Les filets de la honte


    Halte au massacre du bar !


    29 avril 2006 par EchosMouche

      C’est bien connu, les prix cassés attirent le chaland. Quand le bar se négocie aux environs de huit à neuf euros le kilo au rayon poissonnerie d’une grande surface, le réflexe du consommateur se devrait de boycotter purement et simplement cette soi-disant « aubaine » derrière laquelle se cache en fait un véritable massacre.

      Nos mers, nos océans qui se transforment d’année en année en poubelles à ciel ouvert, se vident peu à peu de leurs richesses sous les assauts incessants de la pêche industrielle. Quotas ou non, interdictions ou non, toutes les occasions sont bonnes pour se livrer à un pillage systématique des ressources. Certaines espèces marines sont aujourd’hui, par ces pratiques, menacées de disparition.
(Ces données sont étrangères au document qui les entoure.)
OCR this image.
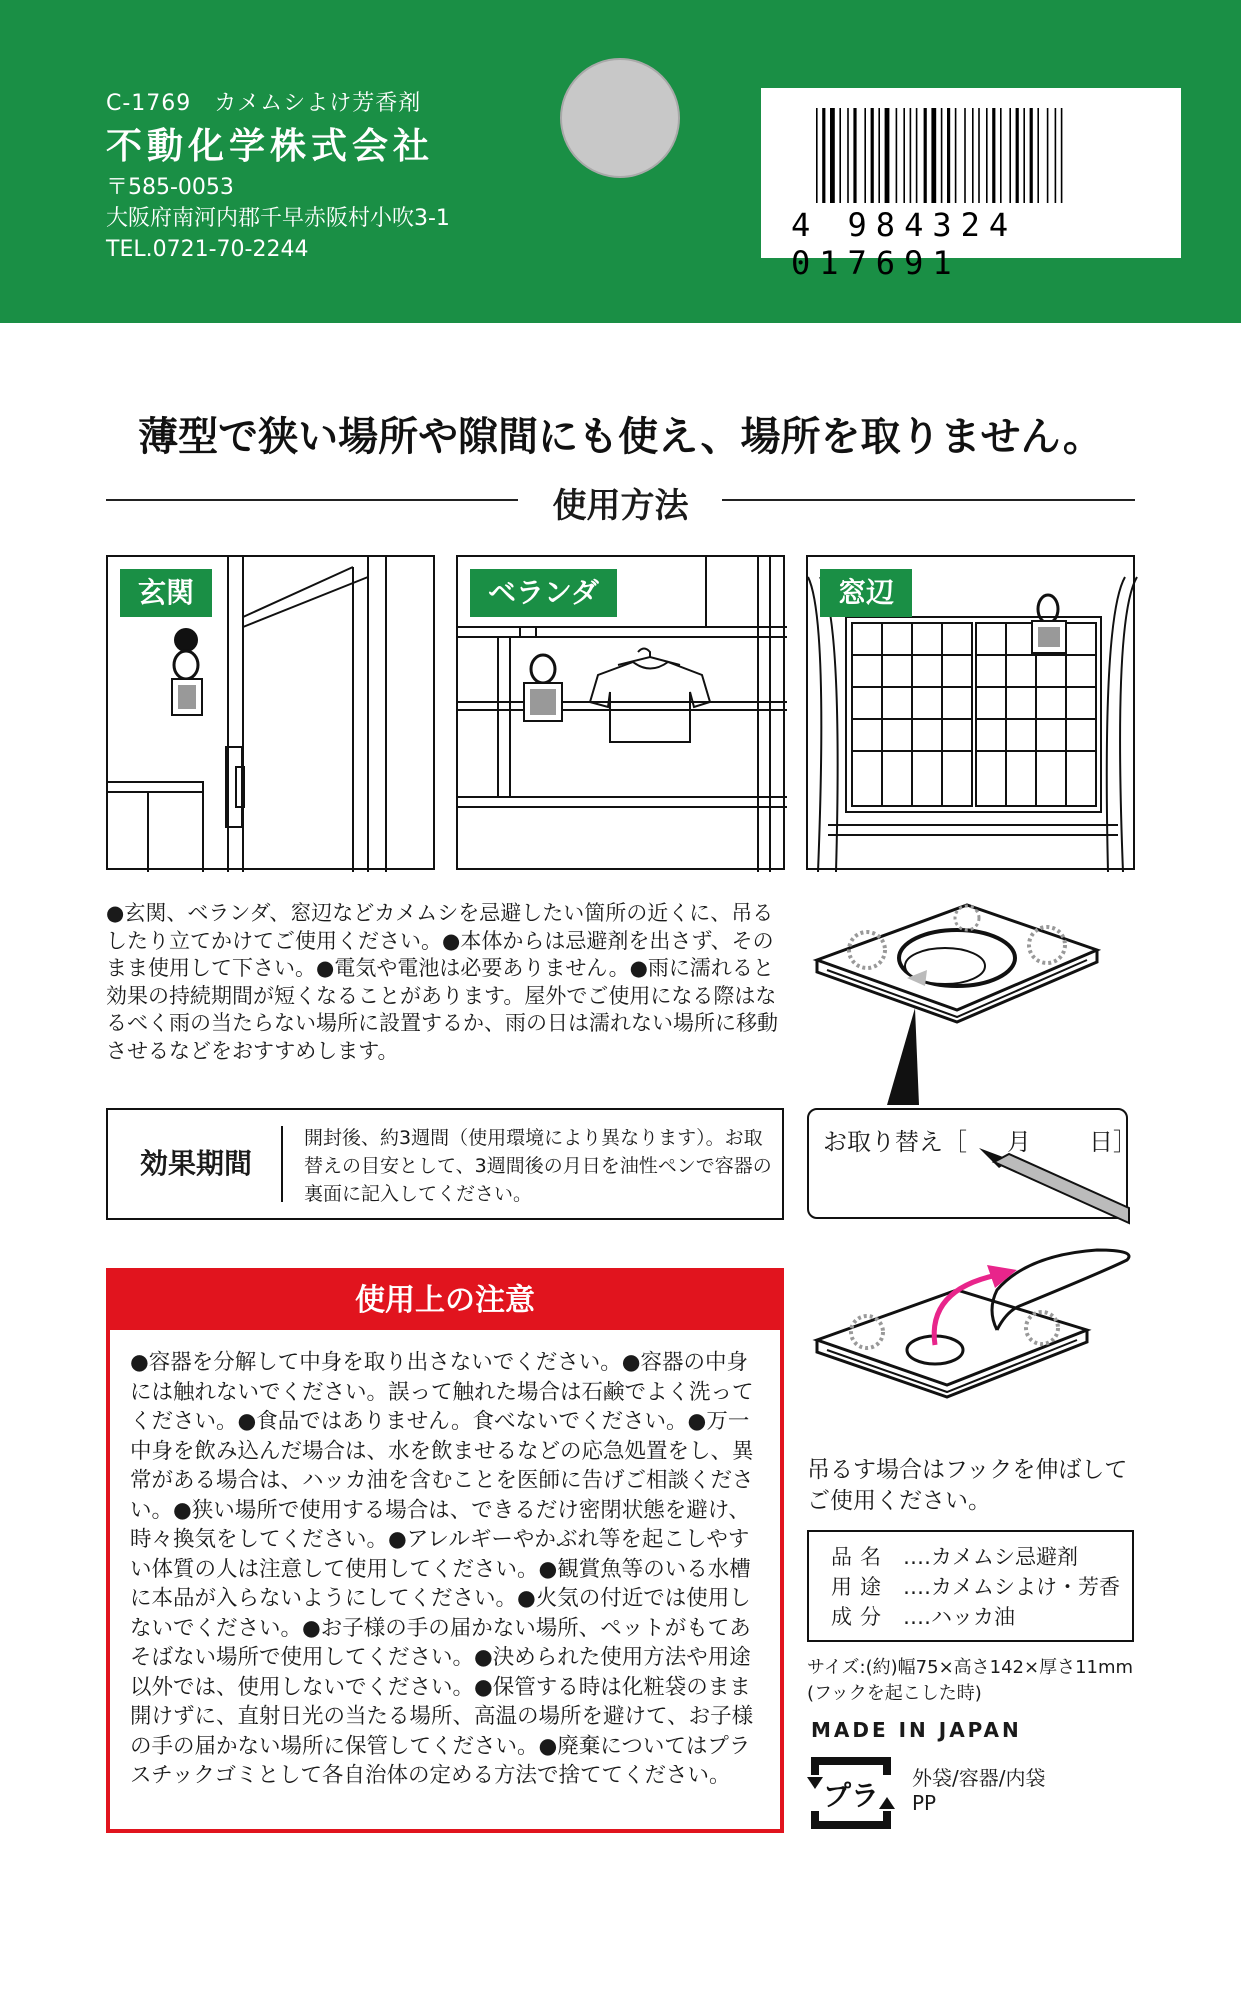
C-1769　カメムシよけ芳香剤
不動化学株式会社
〒585-0053
大阪府南河内郡千早赤阪村小吹3-1
TEL.0721-70-2244
4 984324 017691
薄型で狭い場所や隙間にも使え、場所を取りません。
使用方法
玄関	ベランダ	窓辺
●玄関、ベランダ、窓辺などカメムシを忌避したい箇所の近くに、吊るしたり立てかけてご使用ください。●本体からは忌避剤を出さず、そのまま使用して下さい。●電気や電池は必要ありません。●雨に濡れると効果の持続期間が短くなることがあります。屋外でご使用になる際はなるべく雨の当たらない場所に設置するか、雨の日は濡れない場所に移動させるなどをおすすめします。
効果期間
開封後、約3週間（使用環境により異なります）。お取替えの目安として、3週間後の月日を油性ペンで容器の裏面に記入してください。
使用上の注意
●容器を分解して中身を取り出さないでください。●容器の中身には触れないでください。誤って触れた場合は石鹸でよく洗ってください。●食品ではありません。食べないでください。●万一中身を飲み込んだ場合は、水を飲ませるなどの応急処置をし、異常がある場合は、ハッカ油を含むことを医師に告げご相談ください。●狭い場所で使用する場合は、できるだけ密閉状態を避け、時々換気をしてください。●アレルギーやかぶれ等を起こしやすい体質の人は注意して使用してください。●観賞魚等のいる水槽に本品が入らないようにしてください。●火気の付近では使用しないでください。●お子様の手の届かない場所、ペットがもてあそばない場所で使用してください。●決められた使用方法や用途以外では、使用しないでください。●保管する時は化粧袋のまま開けずに、直射日光の当たる場所、高温の場所を避けて、お子様の手の届かない場所に保管してください。●廃棄についてはプラスチックゴミとして各自治体の定める方法で捨ててください。
お取り替え［ 月 日］
吊るす場合はフックを伸ばしてご使用ください。
品名 ‥‥カメムシ忌避剤
用途 ‥‥カメムシよけ・芳香
成分 ‥‥ハッカ油
サイズ:(約)幅75×高さ142×厚さ11mm
(フックを起こした時)
MADE IN JAPAN
プラ
外袋/容器/内袋
PP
      Il ne se passe pas un mois sans que la presse locale ou régionale se fasse l’écho de véritables massacres. Depuis quelque temps, les ligneurs et les guides de pêche entre Le Havre et la Rochelle voient rouge. Nous avons connu par le passé le scandale de la pêche sur les frayères. Le 8 février dernier à Concarneau, on a de nouveau frôlé l’émeute. Ce jour là, un bolincheur a ramené au port vingt trois tonnes de bars soit l’équivalent de trois ans de pêche d’un bateau classique. Une première pour le moins inquiétante qui démontre à quel point l’homme peut parfois être stupide .

      A ce rythme, nous aurons tôt fait de vider les mers de niches écologiques précieuses pour la biodiversité de notre environnement mais aussi pour notre survie à terme. Cela mérite probablement réflexion. On me rétorquera que cette vision « écologiste » n’est que pure utopie, qu’il faut regarder la réalité en face. Le monde de la pêche est en crise. Chaque sortie en mer est un pari. L’augmentation des carburants pèse lourd dans la balance. Il faut vivre et faire face aux échéances, ce qui conduit certains pêcheurs à faire tout et n’importe quoi.
      Seul compte l’instant présent. Demain est un autre jour.

      Je reconnais que la pêche industrielle n’est certes pas la seule en cause. Il nous faut aussi montrer du doigt certaines pratiques de plaisanciers et de pêcheurs pseudo-amateurs qui se moquent éperdument des tailles réglementaires quand ils ne commercialisent pas illégalement le produit de leur pêche.

      Il est grand temps de revoir notre réglementation en terme de pêche du bar en s’inspirant , par exemple, des mesures prises outre Atlantique ou outre Manche. La pillule sera probablement amère mais qu’importe.
      La défense du bar est aujourd’hui un impératif. Pour y parvenir, il nous faudra protéger les populations de juvéniles, augmenter la taille de capture qui dans certains secteurs accuse une baisse inquiétante, interdire la pêche du bar de mi-décembre à fin mars pour favoriser sa reproduction, mettre en place des zones sanctuaires interdites à la pêche industrielle et punir, comme il se doit, les contrevenants en leur infligeant des peines et des amendes dissuasives. Autant dire qu’il y a du chemin à faire et que nous ne sommes pas au bout de nos peines.